Through the interpreter it was given its orders: the weapons must be destroyed; the shells must not be allowed to hit the men; the lasers they would start to use must be destroyed at the origin…
The rebels numbered seven hundred men; inside the compound there were four hundred fighting men. The commander learned of the assault only when the air was thick with shells and grenades. The rebels had no modern weapons, only those things they had been able to forge in the two years since the arrival of the WG forces. The commander felt more irritation at the attack than unease. He ordered full return of the fire, responding with weapons of superior fire power, but not different in kind. He also ordered immediate air cover and bombings if they should prove necessary. The rebels were still miles away in the forests,
hiding behind the virtually impenetrable walls of the trees. The defence of the compound was under the control of a master computer that directed laser fire to intercept the incoming bombs, so actually the compound was in no danger. However, he knew he would have to hold a full inquiry about the attack, determine how the rebels had got within range without detection, where they had got their weapons, et cetera.
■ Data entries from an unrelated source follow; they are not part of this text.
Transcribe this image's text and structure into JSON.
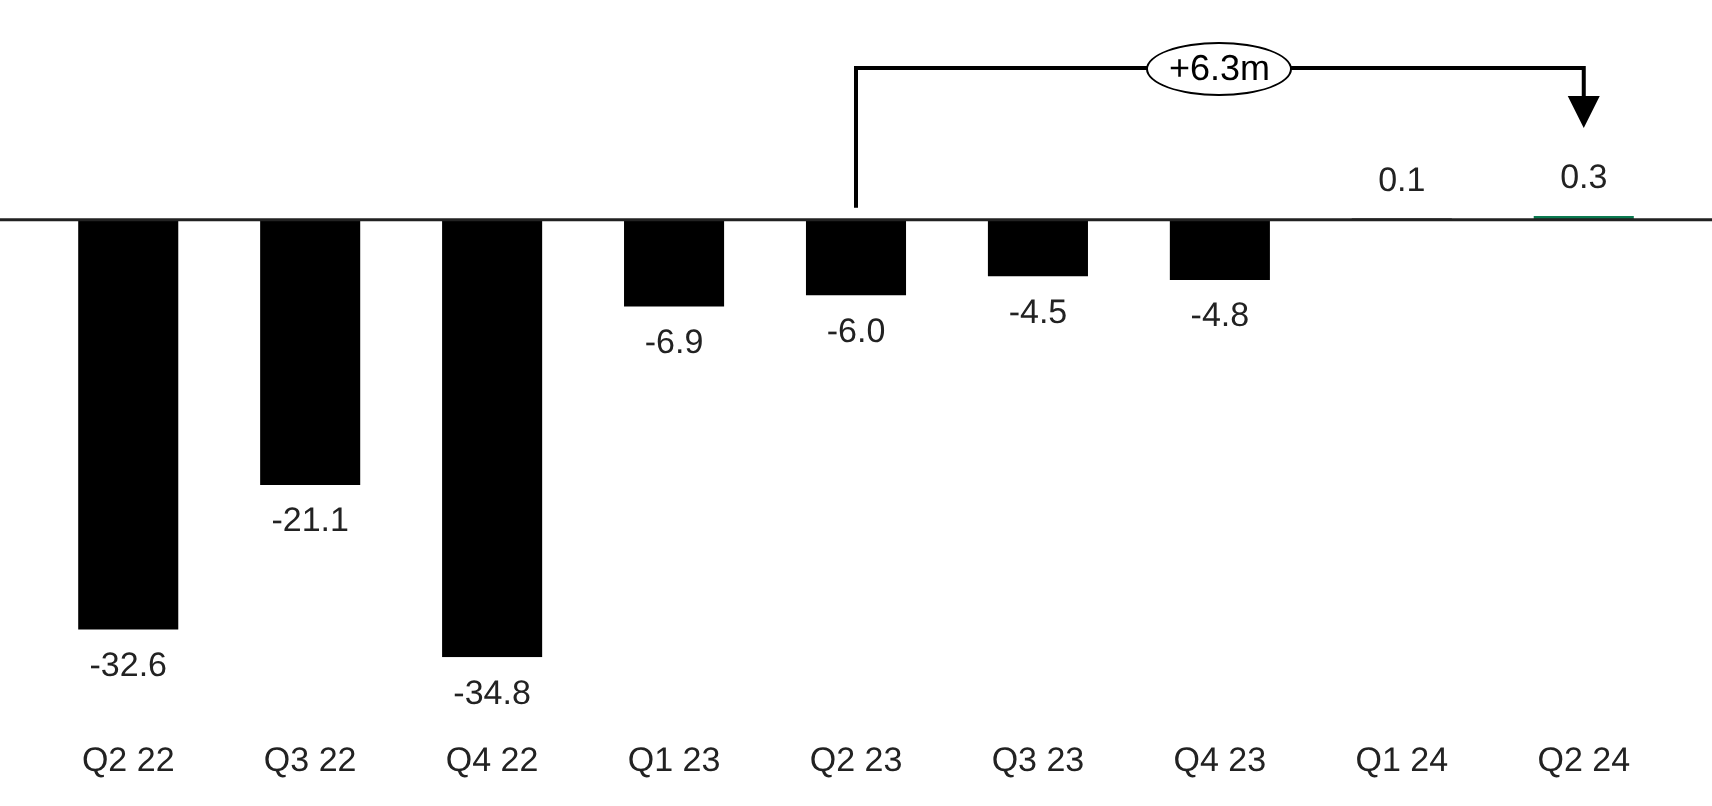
{
  "chart_data": {
    "type": "bar",
    "categories": [
      "Q2 22",
      "Q3 22",
      "Q4 22",
      "Q1 23",
      "Q2 23",
      "Q3 23",
      "Q4 23",
      "Q1 24",
      "Q2 24"
    ],
    "values": [
      -32.6,
      -21.1,
      -34.8,
      -6.9,
      -6.0,
      -4.5,
      -4.8,
      0.1,
      0.3
    ],
    "colors": [
      "#000000",
      "#000000",
      "#000000",
      "#000000",
      "#000000",
      "#000000",
      "#000000",
      "#000000",
      "#0a7a50"
    ],
    "value_labels": [
      "-32.6",
      "-21.1",
      "-34.8",
      "-6.9",
      "-6.0",
      "-4.5",
      "-4.8",
      "0.1",
      "0.3"
    ],
    "legend": false,
    "annotations": [
      "+6.3m"
    ]
  }
}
It was a bloody bore.
He paused to watch the aeroplanes leaping in a vertical ascent into the cobalt sky, and there, one by one, vanishing in a puff of smoke and steam. Two of them were gone before he could bring himself to admit what he was seeing, and by then it was too late. If he had put through a message for help in the first three minutes of the attack, the rebels might have been routed, if not by his troops, then by arriving reinforcements, but he had not put through such a call. He had been contemptuous of the weapons and the ability of the rebels to use them. He had been unsuspecting about the laser they had managed to get, and he never would have been able to admit belief in their ability to use a laser correctly. In all instances he had judged wrongly.
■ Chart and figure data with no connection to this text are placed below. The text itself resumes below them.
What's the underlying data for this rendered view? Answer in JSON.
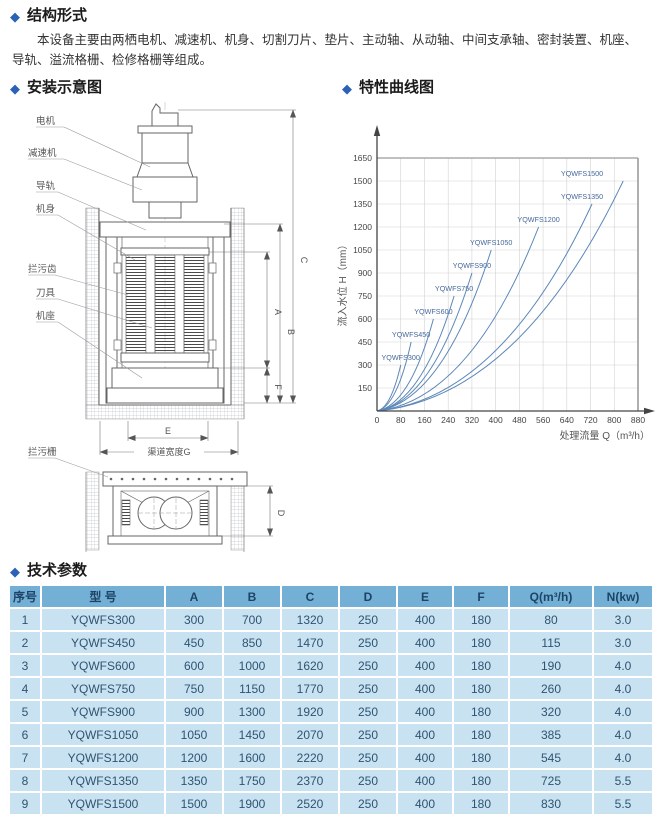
{
  "page": {
    "icons": {
      "diamond": "◆"
    },
    "sections": {
      "structure": "结构形式",
      "install": "安装示意图",
      "curve": "特性曲线图",
      "params": "技术参数"
    },
    "intro": "本设备主要由两栖电机、减速机、机身、切割刀片、垫片、主动轴、从动轴、中间支承轴、密封装置、机座、导轨、溢流格栅、检修格栅等组成。"
  },
  "diagram": {
    "labels": {
      "motor": "电机",
      "reducer": "减速机",
      "guide_rail": "导轨",
      "body": "机身",
      "trash_teeth": "拦污齿",
      "cutter": "刀具",
      "base": "机座",
      "trash_rack": "拦污栅"
    },
    "dims": {
      "a": "A",
      "b": "B",
      "c": "C",
      "d": "D",
      "e": "E",
      "f": "F",
      "channel_width": "渠道宽度G"
    }
  },
  "chart_data": {
    "type": "line",
    "title": "特性曲线图",
    "xlabel": "处理流量 Q（m³/h）",
    "ylabel": "流入水位 H（mm）",
    "xlim": [
      0,
      880
    ],
    "ylim": [
      0,
      1650
    ],
    "xticks": [
      0,
      80,
      160,
      240,
      320,
      400,
      480,
      560,
      640,
      720,
      800,
      880
    ],
    "yticks": [
      150,
      300,
      450,
      600,
      750,
      900,
      1050,
      1200,
      1350,
      1500,
      1650
    ],
    "grid": true,
    "legend_position": "labels-on-curves",
    "curve_shape": "concave-up curves starting at origin, each ending at its rated flow/level",
    "series": [
      {
        "name": "YQWFS300",
        "points": [
          [
            0,
            0
          ],
          [
            80,
            300
          ]
        ]
      },
      {
        "name": "YQWFS450",
        "points": [
          [
            0,
            0
          ],
          [
            115,
            450
          ]
        ]
      },
      {
        "name": "YQWFS600",
        "points": [
          [
            0,
            0
          ],
          [
            190,
            600
          ]
        ]
      },
      {
        "name": "YQWFS750",
        "points": [
          [
            0,
            0
          ],
          [
            260,
            750
          ]
        ]
      },
      {
        "name": "YQWFS900",
        "points": [
          [
            0,
            0
          ],
          [
            320,
            900
          ]
        ]
      },
      {
        "name": "YQWFS1050",
        "points": [
          [
            0,
            0
          ],
          [
            385,
            1050
          ]
        ]
      },
      {
        "name": "YQWFS1200",
        "points": [
          [
            0,
            0
          ],
          [
            545,
            1200
          ]
        ]
      },
      {
        "name": "YQWFS1350",
        "points": [
          [
            0,
            0
          ],
          [
            725,
            1350
          ]
        ]
      },
      {
        "name": "YQWFS1500",
        "points": [
          [
            0,
            0
          ],
          [
            830,
            1500
          ]
        ]
      }
    ]
  },
  "table": {
    "headers": [
      "序号",
      "型  号",
      "A",
      "B",
      "C",
      "D",
      "E",
      "F",
      "Q(m³/h)",
      "N(kw)"
    ],
    "rows": [
      [
        "1",
        "YQWFS300",
        "300",
        "700",
        "1320",
        "250",
        "400",
        "180",
        "80",
        "3.0"
      ],
      [
        "2",
        "YQWFS450",
        "450",
        "850",
        "1470",
        "250",
        "400",
        "180",
        "115",
        "3.0"
      ],
      [
        "3",
        "YQWFS600",
        "600",
        "1000",
        "1620",
        "250",
        "400",
        "180",
        "190",
        "4.0"
      ],
      [
        "4",
        "YQWFS750",
        "750",
        "1150",
        "1770",
        "250",
        "400",
        "180",
        "260",
        "4.0"
      ],
      [
        "5",
        "YQWFS900",
        "900",
        "1300",
        "1920",
        "250",
        "400",
        "180",
        "320",
        "4.0"
      ],
      [
        "6",
        "YQWFS1050",
        "1050",
        "1450",
        "2070",
        "250",
        "400",
        "180",
        "385",
        "4.0"
      ],
      [
        "7",
        "YQWFS1200",
        "1200",
        "1600",
        "2220",
        "250",
        "400",
        "180",
        "545",
        "4.0"
      ],
      [
        "8",
        "YQWFS1350",
        "1350",
        "1750",
        "2370",
        "250",
        "400",
        "180",
        "725",
        "5.5"
      ],
      [
        "9",
        "YQWFS1500",
        "1500",
        "1900",
        "2520",
        "250",
        "400",
        "180",
        "830",
        "5.5"
      ]
    ]
  },
  "colors": {
    "accent_diamond": "#2b62b5",
    "table_header_bg": "#74b0d6",
    "table_row_bg": "#c9e2f2",
    "table_text": "#2e5470",
    "curve_color": "#5b87b8"
  }
}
The rebels had started to fire before they were in range so that the robot would be able to track the return fire and destroy the weapons firing on them. Within the robot the computer worked, tracking, and the laser turned to the source of the shells, burned through the compound walls, through buildings, men, vehicles, to the guns themselves to play over them, turning them red, then white, then leaving nothing at all. The WG computer had been programmed to intercept only; it did not search out the other laser, but merely touched shell after shell in the air. Before the commander could get the computer director on the screen of his communications unit, the WG computer was touched by the red light, and where it had been a cloud of steam arose. The red light touched other pieces of equipment and there were no more communications facilities in the base. The infra-red of the robot found men, who were the enemy, and the men ceased to exist. By the time Trol caught up with it, along with Luo and the interpreter, less than fifty men remained in the WG base. The robot stopped firing at a command from Luo. It waited.